U.S. government debt yields rose on Tuesday as investors looked ahead to fresh economic data and a key Federal Reserve meeting.
The yield on the benchmark 10-year Treasury notes, which moves inversely to its price, was higher at around 2.241 percent, while the yield on the 30-year Treasury bond was also higher at 2.811 percent.
The central bank began a two-day meeting Tuesday. The Fed is expected to take another step towards normalization and could also announce plans to begin unwinding its $4.5 trillion balance sheet of Treasurys and mortgage backed securities. The Fed acquired the bulk of these assets in an effort to stimulate growth that had been stunted by the financial crisis.
The central bank has grown concerned both with the effect low rates have on stock markets while simultaneously grappling with lethargic inflation metrics and sluggish wage growth.
While investors doubt bankers will elect to raise rates in September, more and more now foresee another rate hike by the end of the year. Market prices suggest less certainty, but 76 percent of respondents to the CNBC Fed Survey believe the central bank will hike interest rates in December.
On the data front, housing starts slipped 0.8 percent to a seasonally adjusted annual rate of 1.18 million units, the Commerce Department said on Tuesday.
The data suggested limited impact on permits from Hurricane Harvey, which lashed Texas in late August and caused unprecedented flooding in Houston.
The Labor Department said on Tuesday that import prices jumped 0.6 percent last month, the biggest gain since January, after a downwardly revised 0.1 percent dip in July.

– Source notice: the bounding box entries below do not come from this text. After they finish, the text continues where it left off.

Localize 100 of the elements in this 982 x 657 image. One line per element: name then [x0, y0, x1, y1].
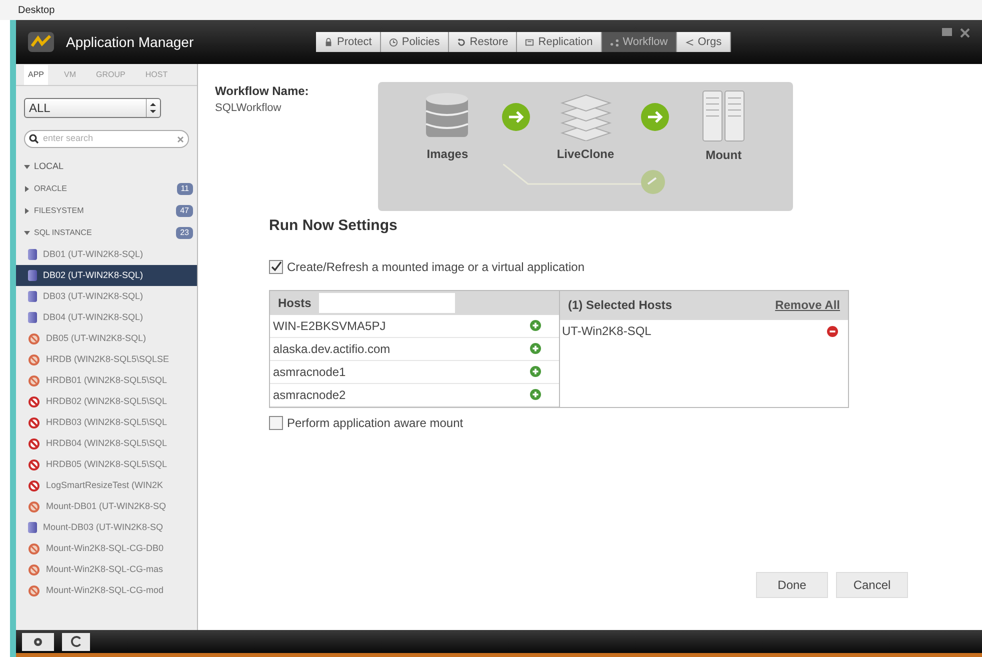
- tree-node[interactable]: LOCAL: [16, 156, 197, 178]
- arrow-right-icon: [501, 102, 532, 132]
- caret-down-icon[interactable]: [24, 230, 30, 236]
- database-icon: [28, 522, 37, 533]
- caret-right-icon[interactable]: [24, 208, 30, 214]
- dialog-button[interactable]: Cancel: [836, 572, 908, 598]
- tree-item[interactable]: Mount-Win2K8-SQL-CG-mod: [16, 580, 197, 601]
- nav-tab[interactable]: Policies: [380, 32, 449, 52]
- prohibited-icon: [28, 458, 40, 470]
- add-icon[interactable]: [530, 366, 541, 377]
- tree-item[interactable]: DB03 (UT-WIN2K8-SQL): [16, 286, 197, 307]
- tree-item[interactable]: Mount-Win2K8-SQL-CG-DB0: [16, 538, 197, 559]
- checkbox-label: Perform application aware mount: [287, 414, 464, 432]
- search-field[interactable]: enter search: [24, 130, 189, 148]
- settings-icon: [32, 636, 44, 648]
- prohibited-icon: [28, 480, 40, 492]
- menu-icon[interactable]: [942, 28, 952, 38]
- hosts-filter-field[interactable]: [319, 292, 456, 312]
- tree-node[interactable]: ORACLE 11: [16, 178, 197, 200]
- hosts-title: Hosts: [278, 294, 312, 312]
- host-name[interactable]: WIN-E2BKSVMA5PJ: [273, 316, 386, 334]
- add-icon[interactable]: [530, 320, 541, 331]
- settings-button[interactable]: [22, 632, 54, 650]
- caret-down-icon[interactable]: [24, 164, 30, 170]
- clock-icon: [388, 38, 398, 46]
- desktop-title: Desktop: [18, 4, 55, 18]
- host-name[interactable]: asmracnode2: [273, 386, 346, 404]
- close-icon[interactable]: [960, 28, 970, 38]
- count-badge: 23: [176, 227, 193, 239]
- tree-item[interactable]: Mount-DB03 (UT-WIN2K8-SQ: [16, 517, 197, 538]
- selected-host-name: UT-Win2K8-SQL: [562, 323, 652, 340]
- nav-tab[interactable]: Orgs: [676, 32, 731, 52]
- database-icon: [28, 270, 37, 281]
- prohibited-icon: [28, 416, 40, 428]
- prohibited-icon: [28, 500, 40, 512]
- prohibited-icon: [28, 438, 40, 450]
- tree-node[interactable]: FILESYSTEM 47: [16, 200, 197, 222]
- nav-tab[interactable]: Replication: [517, 32, 602, 52]
- tree-node[interactable]: SQL INSTANCE 23: [16, 222, 197, 244]
- tree-item[interactable]: DB01 (UT-WIN2K8-SQL): [16, 244, 197, 265]
- tree-item[interactable]: Mount-DB01 (UT-WIN2K8-SQ: [16, 496, 197, 517]
- checkbox[interactable]: [269, 416, 283, 430]
- copy-icon: [525, 38, 534, 46]
- tree-item[interactable]: HRDB01 (WIN2K8-SQL5\SQL: [16, 370, 197, 391]
- tree-item[interactable]: HRDB (WIN2K8-SQL5\SQLSE: [16, 349, 197, 370]
- tree-node-label: ORACLE: [34, 183, 67, 195]
- caret-right-icon[interactable]: [24, 186, 30, 192]
- database-icon: [28, 312, 37, 323]
- share-icon: [684, 38, 694, 46]
- host-name[interactable]: asmracnode1: [273, 362, 346, 380]
- count-badge: 47: [176, 205, 193, 217]
- sidebar-tab[interactable]: HOST: [141, 64, 172, 84]
- add-icon[interactable]: [530, 389, 541, 400]
- tree-item[interactable]: DB05 (UT-WIN2K8-SQL): [16, 328, 197, 349]
- tree-item[interactable]: DB02 (UT-WIN2K8-SQL): [16, 265, 197, 286]
- clear-icon[interactable]: [177, 136, 184, 142]
- filter-select[interactable]: ALL: [24, 98, 161, 118]
- dialog-button[interactable]: Done: [756, 572, 828, 598]
- sidebar-tab[interactable]: VM: [60, 64, 80, 84]
- prohibited-icon: [28, 542, 40, 554]
- nav-tab[interactable]: Protect: [316, 32, 381, 52]
- workflow-icon: [610, 38, 619, 46]
- search-input[interactable]: enter search: [43, 132, 173, 146]
- sidebar-tab[interactable]: GROUP: [92, 64, 130, 84]
- logo-icon: [28, 32, 54, 52]
- prohibited-icon: [28, 564, 40, 576]
- tree-item[interactable]: HRDB05 (WIN2K8-SQL5\SQL: [16, 454, 197, 475]
- tree-item[interactable]: Mount-Win2K8-SQL-CG-mas: [16, 559, 197, 580]
- add-icon[interactable]: [530, 343, 541, 354]
- arrow-right-icon: [640, 102, 670, 132]
- refresh-button[interactable]: [62, 632, 90, 650]
- tree-item[interactable]: HRDB03 (WIN2K8-SQL5\SQL: [16, 412, 197, 433]
- tree-node-label: SQL INSTANCE: [34, 227, 92, 239]
- workflow-name-label: Workflow Name:: [215, 83, 310, 100]
- prohibited-icon: [28, 584, 40, 596]
- database-icon: [28, 249, 37, 260]
- prohibited-icon: [28, 332, 40, 344]
- stage-label: LiveClone: [556, 146, 614, 163]
- host-name[interactable]: alaska.dev.actifio.com: [273, 340, 390, 358]
- check-icon: [270, 261, 282, 272]
- checkbox[interactable]: [269, 260, 283, 274]
- servers-icon: [702, 90, 746, 142]
- remove-icon[interactable]: [827, 326, 838, 336]
- prohibited-icon: [28, 396, 40, 408]
- search-icon: [29, 134, 39, 144]
- tree-item[interactable]: HRDB04 (WIN2K8-SQL5\SQL: [16, 433, 197, 454]
- sidebar-tab[interactable]: APP: [24, 64, 48, 84]
- section-title: Run Now Settings: [269, 216, 398, 236]
- selected-hosts-title: (1) Selected Hosts: [568, 297, 672, 314]
- workflow-name: SQLWorkflow: [215, 101, 282, 116]
- tree-node-label: FILESYSTEM: [34, 205, 84, 217]
- remove-all-link[interactable]: Remove All: [775, 296, 840, 314]
- count-badge: 11: [176, 183, 193, 195]
- nav-tab[interactable]: Restore: [448, 32, 518, 52]
- lock-icon: [324, 38, 333, 46]
- tree-item[interactable]: HRDB02 (WIN2K8-SQL5\SQL: [16, 391, 197, 412]
- nav-tab[interactable]: Workflow: [602, 32, 677, 52]
- tree-item[interactable]: LogSmartResizeTest (WIN2K: [16, 475, 197, 496]
- app-title: Application Manager: [66, 32, 195, 52]
- tree-item[interactable]: DB04 (UT-WIN2K8-SQL): [16, 307, 197, 328]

Economists polled by Reuters had forecast import prices increasing 0.4 percent in August
In oil markets, Brent crude traded at around $54.91 a barrel on Tuesday morning, down 1.03 percent, while U.S. crude was around $49.36 a barrel, down 1.1 percent.
Iraq's oil minister said his country's oil production had slipped slightly when compared to May and June. His comments followed data showing that Saudi Arabia's oil exports had fallen in June.